Les propos de Marie Ndiaye ont visiblement irrité l’inénarrable maire du Raincy (dans le 9-3, îlot rouge, rose et vert dans la bleue Île de France). Mais nous ne sommes pas là pour évoquer la géopolitique de la région parigote. Eric Raoult, donc, a émis la profonde pensée suivante sous forme de communiqué (en un seul mot), accrochez-vous : « Monsieur Eric Raoult attire l'attention de M. le ministre de la Culture et de la Communication sur le devoir de réserve, dû aux lauréats du Prix Goncourt. En effet, ce prix qui est le prix littéraire français le plus prestigieux est regardé en France, mais aussi dans le monde, par de nombreux auteurs et amateurs de la littérature française. A ce titre, le message délivré par les lauréats se doit de respecter la cohésion nationale et l'image de notre pays. »

Outre que le pit-bull de service parle de lui à la troisième personne, c'est un grand sensible autant qu’un grand patriote comme en témoigne cette citation : « Voir de nouveaux Français de toutes les couleurs chanter la Marseillaise, moi ça me met les larmes aux yeux. », le gentil Eric pense (si j’ose dire) qu’un récipiendaire de prix littéraire se doit de chanter les louanges du régime. Marie Ndiaye en barde de la Sarkozye alors que notre bon Brice, lui, pense qu’une griotte ça va, c’est quand y’en a plusieurs qu’il y a des problèmes. Déjà qu’avec Ramatoulaye le baromètre est dans les hautes pressions...

Que l’on soit d’accord ou pas avec les propos de la sœur du Pape, qui finalement sont accessoires dans cette affaire d'atteinte à la liberté d'expression, on se demande ce que doit un écrivain de langue française, fût-il citoyen de ce beau pays de tolérance, à un gouvernement (encore) issu des urnes. Mais question urnes, Raoult s'y connaît. Ce grand ami de Ben Ali, qui, pour préserver très certainement de la grippe A ses amis d’origine tunisienne faisant le Hadj, a proposé le 1er octobre 2009 dernier à l’Assemblée Nationale d’interdire aux Musulmans de France de se rendre à la Mecque pour éviter d’attraper la grippe... porcine.

Si on peut reconnaître légitime que Monsieur Raoult ait lui-même peur d’attraper le virus H1N1 vu son profil politique particulier si proche de l'extrême-droite, force est de reconnaître qu’il cherche aussi à préserver ses concitoyens d’une pandémie grippale venue de l’Arabie lointaine et mystérieuse. C’est donc un homme soucieux de l’intérêt général et féru d’anthropologie qui peut d’ailleurs s’enorgueillir de compter parmi ses amis un Ministre de la Culture actuel.
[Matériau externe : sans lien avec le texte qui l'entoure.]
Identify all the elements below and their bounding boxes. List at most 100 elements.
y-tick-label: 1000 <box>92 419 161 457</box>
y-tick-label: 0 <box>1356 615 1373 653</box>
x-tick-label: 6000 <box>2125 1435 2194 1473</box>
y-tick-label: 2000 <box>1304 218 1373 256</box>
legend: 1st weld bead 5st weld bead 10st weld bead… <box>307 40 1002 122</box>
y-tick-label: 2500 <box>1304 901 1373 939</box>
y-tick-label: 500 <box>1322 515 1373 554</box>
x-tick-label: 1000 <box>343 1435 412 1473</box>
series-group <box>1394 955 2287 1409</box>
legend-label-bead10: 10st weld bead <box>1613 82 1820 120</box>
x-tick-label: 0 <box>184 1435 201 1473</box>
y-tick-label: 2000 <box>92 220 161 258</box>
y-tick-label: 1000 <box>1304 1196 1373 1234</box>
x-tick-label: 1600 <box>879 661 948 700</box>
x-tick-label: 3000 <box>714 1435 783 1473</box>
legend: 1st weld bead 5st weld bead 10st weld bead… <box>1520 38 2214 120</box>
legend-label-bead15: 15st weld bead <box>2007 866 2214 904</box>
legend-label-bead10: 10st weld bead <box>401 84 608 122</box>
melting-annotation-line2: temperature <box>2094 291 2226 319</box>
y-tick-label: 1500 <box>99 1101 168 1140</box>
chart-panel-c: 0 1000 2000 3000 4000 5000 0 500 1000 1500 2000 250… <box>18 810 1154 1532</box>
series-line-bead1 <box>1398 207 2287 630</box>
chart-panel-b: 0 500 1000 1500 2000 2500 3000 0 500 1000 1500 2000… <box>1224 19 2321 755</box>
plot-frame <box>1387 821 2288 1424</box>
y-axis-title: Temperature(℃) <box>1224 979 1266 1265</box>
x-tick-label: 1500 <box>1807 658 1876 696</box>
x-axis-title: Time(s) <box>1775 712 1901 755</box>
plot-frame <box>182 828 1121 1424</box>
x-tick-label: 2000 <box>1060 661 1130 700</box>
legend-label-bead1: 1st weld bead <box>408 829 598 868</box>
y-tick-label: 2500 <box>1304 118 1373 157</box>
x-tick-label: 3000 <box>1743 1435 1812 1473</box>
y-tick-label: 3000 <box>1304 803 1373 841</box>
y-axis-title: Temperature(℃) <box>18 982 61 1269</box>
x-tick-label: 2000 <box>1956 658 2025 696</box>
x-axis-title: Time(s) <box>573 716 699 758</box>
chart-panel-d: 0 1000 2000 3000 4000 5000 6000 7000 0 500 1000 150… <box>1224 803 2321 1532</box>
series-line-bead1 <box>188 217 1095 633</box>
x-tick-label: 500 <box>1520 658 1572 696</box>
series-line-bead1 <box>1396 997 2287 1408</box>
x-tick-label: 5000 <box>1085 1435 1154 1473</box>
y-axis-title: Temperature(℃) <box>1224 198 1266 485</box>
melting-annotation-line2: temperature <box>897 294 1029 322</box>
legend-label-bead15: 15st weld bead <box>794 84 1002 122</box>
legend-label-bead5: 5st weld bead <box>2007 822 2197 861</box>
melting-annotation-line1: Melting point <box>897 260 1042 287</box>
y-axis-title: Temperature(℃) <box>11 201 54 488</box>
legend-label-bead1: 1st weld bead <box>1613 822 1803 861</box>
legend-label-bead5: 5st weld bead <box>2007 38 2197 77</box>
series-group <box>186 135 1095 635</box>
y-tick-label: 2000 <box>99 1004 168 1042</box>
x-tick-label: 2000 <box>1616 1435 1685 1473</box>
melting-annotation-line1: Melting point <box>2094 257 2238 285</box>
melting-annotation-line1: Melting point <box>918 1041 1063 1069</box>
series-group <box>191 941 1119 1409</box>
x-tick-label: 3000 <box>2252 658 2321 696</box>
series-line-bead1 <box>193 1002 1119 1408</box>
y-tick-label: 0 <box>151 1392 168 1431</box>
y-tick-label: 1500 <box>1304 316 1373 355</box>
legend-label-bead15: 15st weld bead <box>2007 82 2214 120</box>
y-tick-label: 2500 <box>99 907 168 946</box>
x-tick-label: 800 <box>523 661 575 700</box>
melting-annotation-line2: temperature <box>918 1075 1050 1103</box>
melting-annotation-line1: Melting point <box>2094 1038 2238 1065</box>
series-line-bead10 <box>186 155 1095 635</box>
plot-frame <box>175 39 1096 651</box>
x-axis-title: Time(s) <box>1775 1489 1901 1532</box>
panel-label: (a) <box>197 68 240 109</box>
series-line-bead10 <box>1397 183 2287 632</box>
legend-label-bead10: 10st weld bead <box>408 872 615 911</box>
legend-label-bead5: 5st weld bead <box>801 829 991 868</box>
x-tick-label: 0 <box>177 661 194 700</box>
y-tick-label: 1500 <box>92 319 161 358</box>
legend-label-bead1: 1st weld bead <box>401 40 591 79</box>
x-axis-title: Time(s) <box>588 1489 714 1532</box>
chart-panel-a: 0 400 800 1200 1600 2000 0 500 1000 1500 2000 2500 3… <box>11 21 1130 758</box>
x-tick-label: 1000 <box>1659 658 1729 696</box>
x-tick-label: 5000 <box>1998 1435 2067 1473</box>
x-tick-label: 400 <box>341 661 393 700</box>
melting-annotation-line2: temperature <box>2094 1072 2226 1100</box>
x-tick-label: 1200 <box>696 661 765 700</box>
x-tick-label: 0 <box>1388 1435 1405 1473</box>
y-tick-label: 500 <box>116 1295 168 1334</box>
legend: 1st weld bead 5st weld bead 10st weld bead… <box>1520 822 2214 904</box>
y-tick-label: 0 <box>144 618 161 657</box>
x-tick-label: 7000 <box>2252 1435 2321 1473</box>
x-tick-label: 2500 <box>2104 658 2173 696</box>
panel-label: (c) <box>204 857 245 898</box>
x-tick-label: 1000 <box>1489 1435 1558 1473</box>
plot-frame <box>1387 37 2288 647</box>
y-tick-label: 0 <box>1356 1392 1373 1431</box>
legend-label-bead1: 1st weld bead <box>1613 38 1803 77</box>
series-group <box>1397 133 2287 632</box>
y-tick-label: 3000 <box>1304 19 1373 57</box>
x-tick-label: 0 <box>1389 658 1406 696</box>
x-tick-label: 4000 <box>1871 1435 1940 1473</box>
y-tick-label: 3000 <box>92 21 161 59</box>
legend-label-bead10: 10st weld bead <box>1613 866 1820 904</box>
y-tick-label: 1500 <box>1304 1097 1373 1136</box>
Est-ce grâce à cette passion partagée de l’Asie à propos de laquelle le petit timonier du Raincy a déclaré « les Japonais sont plus habitués au langage de velours de geishas qu'à l'argot vulgaire des femmes de poissonnier », qu’une amitié donc s’est forgée entre les deux hommes ?

En effet Frédéric et Eric, c’est une vraie love story et comme le dit le neveu de Tonton : « Ce n'est pas un ami mais un proche, un homme chaleureux qui, dans les deux mois qui viennent de s'écouler, s'est révélé, dans la majorité, un des plus gentils et des plus offensifs pour prendre ma défense (… ) c'est un type entier». Parole d’expert.

Mais notre bon Frédéric, se dégonfle lorsqu’il s’agit d’assumer ses propos passés. Celui qui a réagi récemment et aussi fortement à l’arrestation d’un pédophile présumé cinéaste, à moins que ce ne soit l’inverse, en prononçant le sublime et sobre : « C'est la place d'un ministre de la Culture de défendre les artistes en France. Un point, c'est tout » nous montre donc un autre visage, beaucoup moins ferme, à propos de la liberté de parole de Marie Ndiaye. On l’a connu dans le passé bien plus virulent pour défendre la liberté d’expression, surtout la sienne.

Ce déballonnage du fanfaron de la Villa Médicis puis de la rue de Valois rentre-t-il donc dans la catégorie des hommes qui ne s’assument pas ? Vous savez, ceux que le poids lourd toutes catégories surnommé « le gros Douillet » appelle… « tapettes ».